You probably think cranberries grow in water like the ad for Ocean Spray depicts on TV. Actually flooding the cranberry bogs with water is one way that they are harvested. They can also be dry harvested.
Most of the cranberries grown in the Long Beach Peninsula area of Washington are sold to Ocean Spray. Other commercial cranberry producing states include Oregon, Massachusetts, New Jersey and Wisconsin. Because the soil and climate of Long Beach closely resembled that of Cape Cod, Massachusetts, where commercial cranberry production was already established, Anthony Chabot cultivated cranberries in Long Beach in 1883.
If you’d like to learn about the history of cranberries, Long Beach boasts a Cranberry Museum and Gift Shop. See what role the cranberry industry plays in the economy and look at historical artifacts and equipment built and used especially for cranberry farming.
Celebrating the cranberry is a regular event in Long Beach, with the Cranberrian Fair Harvest Festival. This year it takes place October 8 and 9, 2011. Foods, crafters, bog tours, and more will showcase the area’s rich heritage during the 91st Annual Cranberrian Fair. Collectible Cranberrian Fair buttons will sell for $5 each and cover admission to all events.
If you love this antioxidant-rich, scrumptious berry, here’s a recipe The Shelburne Inn makes:
Cranberry Raspberry Mousse
From The Shelburne Inn
1 12-oz package cranberries
1/3 cup sugar
¼ cup water
Place cranberries, sugar and water in a saucepan and bring to a boil. Boil slowly until berries “pop” and sauce begins to thicken.
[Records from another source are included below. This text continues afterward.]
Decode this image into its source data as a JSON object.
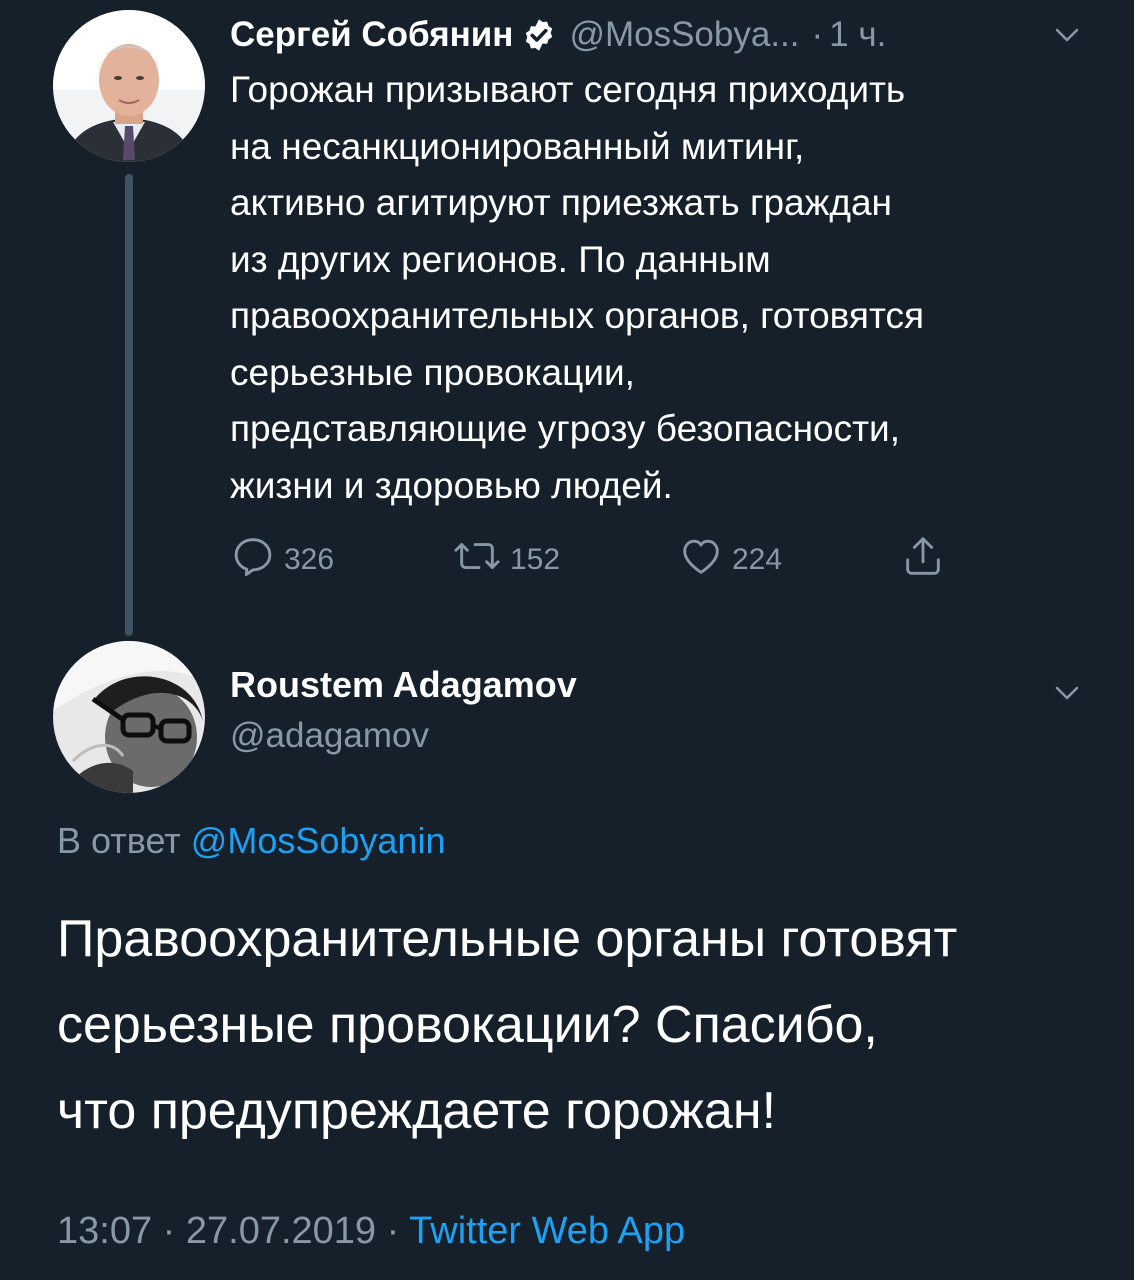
{
  "parent_tweet": {
    "author_name": "Сергей Собянин",
    "handle": "@MosSobya...",
    "separator": "·",
    "time": "1 ч.",
    "text": "Горожан призывают сегодня приходить\nна несанкционированный митинг,\nактивно агитируют приезжать граждан\nиз других регионов. По данным\nправоохранительных органов, готовятся\nсерьезные провокации,\nпредставляющие угрозу безопасности,\nжизни и здоровью людей.",
    "replies": "326",
    "retweets": "152",
    "likes": "224",
    "icons": [
      "verified-icon",
      "chevron-down-icon",
      "reply-icon",
      "retweet-icon",
      "like-icon",
      "share-icon"
    ]
  },
  "reply_tweet": {
    "author_name": "Roustem Adagamov",
    "handle": "@adagamov",
    "replying_prefix": "В ответ",
    "replying_to": "@MosSobyanin",
    "text": "Правоохранительные органы готовят\nсерьезные провокации? Спасибо,\nчто предупреждаете горожан!",
    "time": "13:07",
    "sep1": "·",
    "date": "27.07.2019",
    "sep2": "·",
    "source": "Twitter Web App"
  },
  "colors": {
    "background": "#15202b",
    "muted": "#8899a6",
    "link": "#1da1f2",
    "thread_line": "#3d5466"
  }
}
Remove from heat and reserve.
1 ½ cups cranberry “sauce” from above mixture
2 cups raspberries, frozen but beginning to thaw
½ cup cranberry juice
2 Tablespoons unflavored gelatin
8 oz cream cheese, softened
8 oz “Crème de la Chevre” from Jumpin’ Good Goat Dairy
1 cup sugar
2 ½ cups heavy cream
2 teaspoons vanilla
Place the 2 Tablespoons gelatin in a small pan with the cranberry juice and stir it in. Set it aside to soften, about 5 minutes. Heat slowly to dissolve the gelatin and allow this mixture to cool.
Beat the cream cheese and “Crème de la Chevre” with the sugar. Combine the cranberry sauce and frozen raspberries. The heat of the sauce will help thaw the raspberries. Add one half of the berry mixture to the cream cheese/sugar mixture. With the mixer running slowly, add the softened, dissolved gelatin mixture. Then gently fold in the rest of the berry mixture.
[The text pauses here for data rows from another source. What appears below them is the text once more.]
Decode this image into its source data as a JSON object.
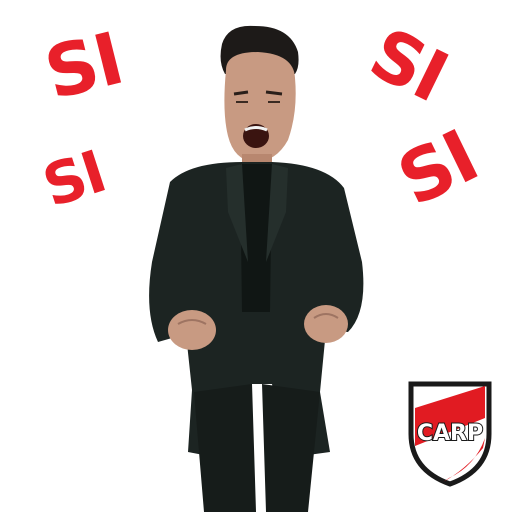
{
  "sticker": {
    "words": [
      "SI",
      "SI",
      "SI",
      "SI"
    ]
  },
  "crest": {
    "letters": "CARP",
    "colors": {
      "red": "#e11b22",
      "black": "#1a1a1a",
      "white": "#ffffff"
    }
  },
  "colors": {
    "word_fill": "#e8202a",
    "suit": "#1c2422"
  },
  "icons": [
    "person-celebrating-image",
    "river-plate-crest-icon"
  ]
}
Whip the cream and vanilla until stiff peaks form. Fold it into the mousse and the spoon it into glass serving dishes. Chill if not serving right away. Top with whipped cream made with heavy cream whipped with powdered sugar and vanilla. Optional: you may add a little cinnamon to the whipped cream.
Yield: 12 large servings or 20 small.